If you do decide to insulate the pipes by yourself, common insulation materials for pipes are:
- Wraps or roll insulation: Lots of plumbers, hardware stores and big box retailers offer insulation – typically fiberglass, foam wraps or pipe sleeves – that you can use to cover or fit around your pipes. They are sold in differing lengths and sizes to satisfy the needs of your home.
- Newspaper: In a pinch, newspaper can be used for insulation. If the weather is getting colder and you aren’t able to put in more insulation soon enough, wrap uninsulated pipes in this.
- Towels or rags: If you aren’t able to install insulation and don’t have any newspaper to use, wrapping notably vulnerable pipes with towels or clean rags as a final effort could be just enough to keep the cold air off the pipes.

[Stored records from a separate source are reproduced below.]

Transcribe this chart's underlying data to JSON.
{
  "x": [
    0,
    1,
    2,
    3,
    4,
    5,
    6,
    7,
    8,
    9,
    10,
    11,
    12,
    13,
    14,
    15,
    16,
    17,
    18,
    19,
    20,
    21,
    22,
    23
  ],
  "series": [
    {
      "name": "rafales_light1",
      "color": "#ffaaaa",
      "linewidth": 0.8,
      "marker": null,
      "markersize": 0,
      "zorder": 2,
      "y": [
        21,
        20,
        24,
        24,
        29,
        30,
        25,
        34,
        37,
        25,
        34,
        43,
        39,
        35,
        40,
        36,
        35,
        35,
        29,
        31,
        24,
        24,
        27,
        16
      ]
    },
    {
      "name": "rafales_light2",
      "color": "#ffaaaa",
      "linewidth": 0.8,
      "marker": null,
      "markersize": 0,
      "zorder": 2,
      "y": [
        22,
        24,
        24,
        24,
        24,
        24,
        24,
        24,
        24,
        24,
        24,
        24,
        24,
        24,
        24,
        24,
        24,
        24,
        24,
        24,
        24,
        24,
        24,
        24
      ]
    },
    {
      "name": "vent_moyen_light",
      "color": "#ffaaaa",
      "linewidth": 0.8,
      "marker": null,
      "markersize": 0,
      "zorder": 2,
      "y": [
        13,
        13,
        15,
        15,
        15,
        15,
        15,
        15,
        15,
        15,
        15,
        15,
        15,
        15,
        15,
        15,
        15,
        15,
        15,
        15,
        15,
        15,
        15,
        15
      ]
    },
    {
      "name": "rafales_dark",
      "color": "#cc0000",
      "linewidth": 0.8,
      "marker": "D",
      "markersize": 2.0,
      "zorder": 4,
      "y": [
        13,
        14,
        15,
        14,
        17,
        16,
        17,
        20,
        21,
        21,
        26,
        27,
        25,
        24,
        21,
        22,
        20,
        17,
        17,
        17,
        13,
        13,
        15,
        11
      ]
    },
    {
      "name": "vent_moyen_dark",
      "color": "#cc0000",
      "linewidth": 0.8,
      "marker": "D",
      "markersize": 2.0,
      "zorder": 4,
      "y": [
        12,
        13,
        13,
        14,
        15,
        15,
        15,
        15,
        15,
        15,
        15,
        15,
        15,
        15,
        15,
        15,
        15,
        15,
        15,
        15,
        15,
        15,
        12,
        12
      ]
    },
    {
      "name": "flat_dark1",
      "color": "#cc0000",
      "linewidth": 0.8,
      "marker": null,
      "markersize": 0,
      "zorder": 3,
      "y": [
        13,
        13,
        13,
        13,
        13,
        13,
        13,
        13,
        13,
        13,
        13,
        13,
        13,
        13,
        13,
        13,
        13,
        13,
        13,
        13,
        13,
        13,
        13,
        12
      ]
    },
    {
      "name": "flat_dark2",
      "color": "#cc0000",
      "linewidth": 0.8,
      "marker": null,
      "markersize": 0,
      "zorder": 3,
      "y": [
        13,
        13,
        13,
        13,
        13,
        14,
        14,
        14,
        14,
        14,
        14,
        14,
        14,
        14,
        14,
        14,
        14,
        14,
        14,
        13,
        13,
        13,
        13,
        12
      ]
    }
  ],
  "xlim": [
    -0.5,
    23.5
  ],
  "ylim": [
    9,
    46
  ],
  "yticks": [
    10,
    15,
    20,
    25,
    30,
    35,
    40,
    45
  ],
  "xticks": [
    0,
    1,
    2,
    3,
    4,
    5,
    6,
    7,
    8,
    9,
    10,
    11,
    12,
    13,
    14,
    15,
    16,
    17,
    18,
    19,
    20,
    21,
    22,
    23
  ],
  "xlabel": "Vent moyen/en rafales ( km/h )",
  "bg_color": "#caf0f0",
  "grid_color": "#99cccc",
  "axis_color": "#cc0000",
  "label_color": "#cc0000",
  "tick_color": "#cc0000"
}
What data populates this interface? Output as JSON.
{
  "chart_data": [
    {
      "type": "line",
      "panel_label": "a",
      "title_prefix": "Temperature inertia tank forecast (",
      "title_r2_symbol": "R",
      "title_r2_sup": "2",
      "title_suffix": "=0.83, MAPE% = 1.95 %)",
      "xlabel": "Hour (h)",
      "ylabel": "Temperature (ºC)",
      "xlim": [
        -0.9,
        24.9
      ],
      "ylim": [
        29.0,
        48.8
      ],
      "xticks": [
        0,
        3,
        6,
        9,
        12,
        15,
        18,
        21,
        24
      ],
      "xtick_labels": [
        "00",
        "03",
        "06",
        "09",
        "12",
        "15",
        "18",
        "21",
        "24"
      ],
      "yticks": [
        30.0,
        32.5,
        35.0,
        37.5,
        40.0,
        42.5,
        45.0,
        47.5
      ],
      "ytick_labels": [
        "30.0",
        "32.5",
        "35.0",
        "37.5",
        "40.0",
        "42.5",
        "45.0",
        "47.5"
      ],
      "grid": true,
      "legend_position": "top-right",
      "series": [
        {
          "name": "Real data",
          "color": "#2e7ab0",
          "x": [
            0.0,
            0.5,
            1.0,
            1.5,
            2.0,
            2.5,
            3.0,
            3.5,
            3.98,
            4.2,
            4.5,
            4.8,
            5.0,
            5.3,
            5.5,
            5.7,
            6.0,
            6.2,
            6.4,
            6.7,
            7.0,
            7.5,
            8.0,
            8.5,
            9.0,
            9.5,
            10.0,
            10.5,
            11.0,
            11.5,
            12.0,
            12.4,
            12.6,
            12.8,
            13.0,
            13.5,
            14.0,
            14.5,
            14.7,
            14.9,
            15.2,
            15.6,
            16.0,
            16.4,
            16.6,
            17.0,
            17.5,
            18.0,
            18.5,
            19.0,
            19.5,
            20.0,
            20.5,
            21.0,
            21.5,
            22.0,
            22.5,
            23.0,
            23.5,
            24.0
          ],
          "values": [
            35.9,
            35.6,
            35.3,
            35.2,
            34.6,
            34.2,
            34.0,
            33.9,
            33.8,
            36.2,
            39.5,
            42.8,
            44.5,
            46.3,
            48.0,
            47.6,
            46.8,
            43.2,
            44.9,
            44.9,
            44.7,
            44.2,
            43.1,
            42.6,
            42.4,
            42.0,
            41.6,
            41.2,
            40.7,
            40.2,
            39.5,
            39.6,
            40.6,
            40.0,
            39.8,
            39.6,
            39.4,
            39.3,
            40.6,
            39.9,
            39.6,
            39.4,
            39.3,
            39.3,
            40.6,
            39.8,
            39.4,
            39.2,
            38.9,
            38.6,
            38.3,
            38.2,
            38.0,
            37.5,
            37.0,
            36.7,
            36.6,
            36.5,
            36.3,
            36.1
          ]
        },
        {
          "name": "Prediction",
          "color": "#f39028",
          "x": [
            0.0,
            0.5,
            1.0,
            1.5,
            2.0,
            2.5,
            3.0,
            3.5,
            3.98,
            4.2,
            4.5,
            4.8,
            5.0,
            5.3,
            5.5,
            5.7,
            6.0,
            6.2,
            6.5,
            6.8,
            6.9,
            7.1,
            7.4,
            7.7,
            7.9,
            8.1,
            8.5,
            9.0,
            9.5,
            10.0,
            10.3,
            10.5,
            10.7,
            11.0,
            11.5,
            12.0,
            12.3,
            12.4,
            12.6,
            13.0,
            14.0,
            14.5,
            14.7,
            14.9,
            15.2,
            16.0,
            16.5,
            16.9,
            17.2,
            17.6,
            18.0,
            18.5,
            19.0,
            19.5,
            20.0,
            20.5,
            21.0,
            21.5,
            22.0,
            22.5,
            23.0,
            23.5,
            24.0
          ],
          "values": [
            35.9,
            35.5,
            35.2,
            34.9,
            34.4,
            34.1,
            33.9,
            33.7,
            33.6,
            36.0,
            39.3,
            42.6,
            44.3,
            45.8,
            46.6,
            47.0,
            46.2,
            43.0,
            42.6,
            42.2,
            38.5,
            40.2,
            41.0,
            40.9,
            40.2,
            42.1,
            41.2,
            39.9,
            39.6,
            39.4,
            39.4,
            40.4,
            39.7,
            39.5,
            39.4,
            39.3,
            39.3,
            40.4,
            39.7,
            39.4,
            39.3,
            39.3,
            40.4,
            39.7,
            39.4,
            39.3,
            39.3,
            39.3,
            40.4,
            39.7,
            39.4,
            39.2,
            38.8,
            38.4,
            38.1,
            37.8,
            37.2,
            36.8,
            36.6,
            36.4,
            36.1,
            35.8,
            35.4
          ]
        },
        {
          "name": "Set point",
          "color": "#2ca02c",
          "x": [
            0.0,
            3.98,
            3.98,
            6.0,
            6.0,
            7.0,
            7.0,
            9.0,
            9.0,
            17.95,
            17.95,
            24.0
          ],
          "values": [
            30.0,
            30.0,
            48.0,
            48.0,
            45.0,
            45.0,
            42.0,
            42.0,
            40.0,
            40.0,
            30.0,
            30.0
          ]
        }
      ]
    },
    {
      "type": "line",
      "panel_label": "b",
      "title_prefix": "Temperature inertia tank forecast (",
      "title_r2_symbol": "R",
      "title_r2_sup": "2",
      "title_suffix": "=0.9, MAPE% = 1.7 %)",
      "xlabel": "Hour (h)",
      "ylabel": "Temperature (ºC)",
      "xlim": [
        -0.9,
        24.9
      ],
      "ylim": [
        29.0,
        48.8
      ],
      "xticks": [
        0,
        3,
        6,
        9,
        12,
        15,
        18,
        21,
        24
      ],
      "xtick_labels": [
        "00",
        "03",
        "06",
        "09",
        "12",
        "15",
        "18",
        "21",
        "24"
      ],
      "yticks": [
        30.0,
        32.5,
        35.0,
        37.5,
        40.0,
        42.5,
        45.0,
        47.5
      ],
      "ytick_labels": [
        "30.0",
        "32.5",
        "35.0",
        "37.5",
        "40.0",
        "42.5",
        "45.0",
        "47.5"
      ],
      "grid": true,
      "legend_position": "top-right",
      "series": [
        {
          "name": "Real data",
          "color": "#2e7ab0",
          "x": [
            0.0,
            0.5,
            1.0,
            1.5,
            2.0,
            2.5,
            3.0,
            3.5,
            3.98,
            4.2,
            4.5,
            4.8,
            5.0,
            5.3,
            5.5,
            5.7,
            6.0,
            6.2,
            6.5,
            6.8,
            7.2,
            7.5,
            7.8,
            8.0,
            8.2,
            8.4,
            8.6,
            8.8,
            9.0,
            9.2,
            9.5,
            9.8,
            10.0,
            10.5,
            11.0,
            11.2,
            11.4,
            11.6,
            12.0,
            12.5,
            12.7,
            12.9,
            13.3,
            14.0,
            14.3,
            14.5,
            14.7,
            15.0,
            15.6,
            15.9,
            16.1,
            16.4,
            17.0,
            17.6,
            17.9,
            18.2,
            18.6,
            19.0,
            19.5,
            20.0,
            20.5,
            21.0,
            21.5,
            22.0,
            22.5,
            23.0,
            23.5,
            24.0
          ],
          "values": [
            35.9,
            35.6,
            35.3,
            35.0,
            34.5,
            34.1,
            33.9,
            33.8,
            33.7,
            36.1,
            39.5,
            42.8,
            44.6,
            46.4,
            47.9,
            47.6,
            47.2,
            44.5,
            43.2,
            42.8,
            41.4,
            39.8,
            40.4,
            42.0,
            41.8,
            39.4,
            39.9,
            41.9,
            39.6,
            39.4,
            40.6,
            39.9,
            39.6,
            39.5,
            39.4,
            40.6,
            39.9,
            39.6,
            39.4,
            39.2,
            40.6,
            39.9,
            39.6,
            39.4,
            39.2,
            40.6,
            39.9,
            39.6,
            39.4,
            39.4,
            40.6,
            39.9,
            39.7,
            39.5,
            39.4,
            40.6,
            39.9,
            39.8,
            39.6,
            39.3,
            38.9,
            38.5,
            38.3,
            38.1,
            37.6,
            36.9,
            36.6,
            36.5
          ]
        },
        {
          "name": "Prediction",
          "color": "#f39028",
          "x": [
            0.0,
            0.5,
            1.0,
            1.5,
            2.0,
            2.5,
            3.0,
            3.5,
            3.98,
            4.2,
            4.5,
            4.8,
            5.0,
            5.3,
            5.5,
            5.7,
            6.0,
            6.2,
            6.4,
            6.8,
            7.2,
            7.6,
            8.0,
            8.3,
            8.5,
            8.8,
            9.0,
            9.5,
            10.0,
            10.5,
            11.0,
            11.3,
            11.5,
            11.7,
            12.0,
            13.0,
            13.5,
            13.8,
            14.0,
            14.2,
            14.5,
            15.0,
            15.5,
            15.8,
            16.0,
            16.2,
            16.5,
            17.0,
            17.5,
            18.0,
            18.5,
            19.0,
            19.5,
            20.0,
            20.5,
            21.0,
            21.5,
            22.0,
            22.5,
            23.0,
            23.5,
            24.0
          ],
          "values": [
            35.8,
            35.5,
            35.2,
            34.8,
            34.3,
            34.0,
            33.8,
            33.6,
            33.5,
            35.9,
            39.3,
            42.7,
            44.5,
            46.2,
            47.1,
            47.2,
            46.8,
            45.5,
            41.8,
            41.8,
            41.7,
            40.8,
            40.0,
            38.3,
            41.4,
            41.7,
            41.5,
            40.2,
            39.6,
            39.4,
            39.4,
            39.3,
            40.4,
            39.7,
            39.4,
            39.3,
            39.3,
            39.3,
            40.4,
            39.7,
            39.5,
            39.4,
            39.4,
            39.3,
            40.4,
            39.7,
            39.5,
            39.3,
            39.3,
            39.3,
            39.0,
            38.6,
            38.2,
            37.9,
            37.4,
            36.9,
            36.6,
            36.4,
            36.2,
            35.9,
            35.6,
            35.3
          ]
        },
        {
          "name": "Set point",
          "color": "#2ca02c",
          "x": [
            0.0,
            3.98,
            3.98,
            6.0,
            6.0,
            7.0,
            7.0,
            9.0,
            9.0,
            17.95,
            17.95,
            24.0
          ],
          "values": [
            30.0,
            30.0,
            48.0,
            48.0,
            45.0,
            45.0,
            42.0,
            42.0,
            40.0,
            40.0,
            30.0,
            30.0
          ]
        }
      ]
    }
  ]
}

One other preventative step you can attempt to stop pipes from becoming frozen is to seal any cracks that can let cold air in your home. Pay close attention to window frames, which can allow in surprisingly powerful drafts. This not only will help to stop your pipes from freezing, but it will have the additional benefit of making your home more energy efficient.
Five More Ways to Keep Your Pipes from Freezing:
- Open the cabinet doors. Opening the cabinet doors under the sinks and other rooms of your home with pipes will permit more warm air from the rest of the room to reach the pipes.
- Letting water drip. Keeping a flow of water by letting your faucets drip even just a bit can help thwart frozen pipes.
- Open interior doors. By opening doors between rooms or hallways, your home can be heated more consistently. This is mostly important if you struggle with a room that is generally colder or hotter than the rest of the home.
- Close the garage door. The exception to the open doors tip is the garage door, which you should keep shut – particularly if your water lines can be found near or under the garage.
- Keep the heat steady. Experts suggest setting the thermostat at a persistent temperature and leaving it there, rather than allowing it to get cooler at night. Set it no lower than 55 degrees.
How to Prevent Pipes from Freezing in an Empty Home
When you’re in your own home, it’s easier to know when something breaks down. But what extra steps can you try to keep pipes from freezing in an unused home or vacation home when the damage from a frozen pipe might not be discovered for some time?
As with the main residence, insulating any exposed water lines, opening interior doors inside the home and winterizing the vacant home are the first steps to attempt first.
Alternative Steps to Stop Pipes from Freezing in a Vacant Home:
- Leave the heat on. Even though you aren't currently using the home, it’s best to keep the heat on – even if you adjust the thermostat down lower than you would if you were there. As with a primary residence, experts recommend keeping the temperature at no colder than 55 degrees.
- Shut water off and drain the lines. If you’re going to be out of the house for several weeks or are winterizing a vacation cabin or cottage, switching the water off to the house and clearing the water out of the water lines is a good way to stop pipes from freezing and bursting open. Remember to flush the water out of all appliances, including the hot water heater, or the toilets. Make sure you get all the water from the pipes. If you're uncertain of how to drain the water from the pipes, or don’t feel confident performing it without any help, a plumber in Pella will be glad to step in.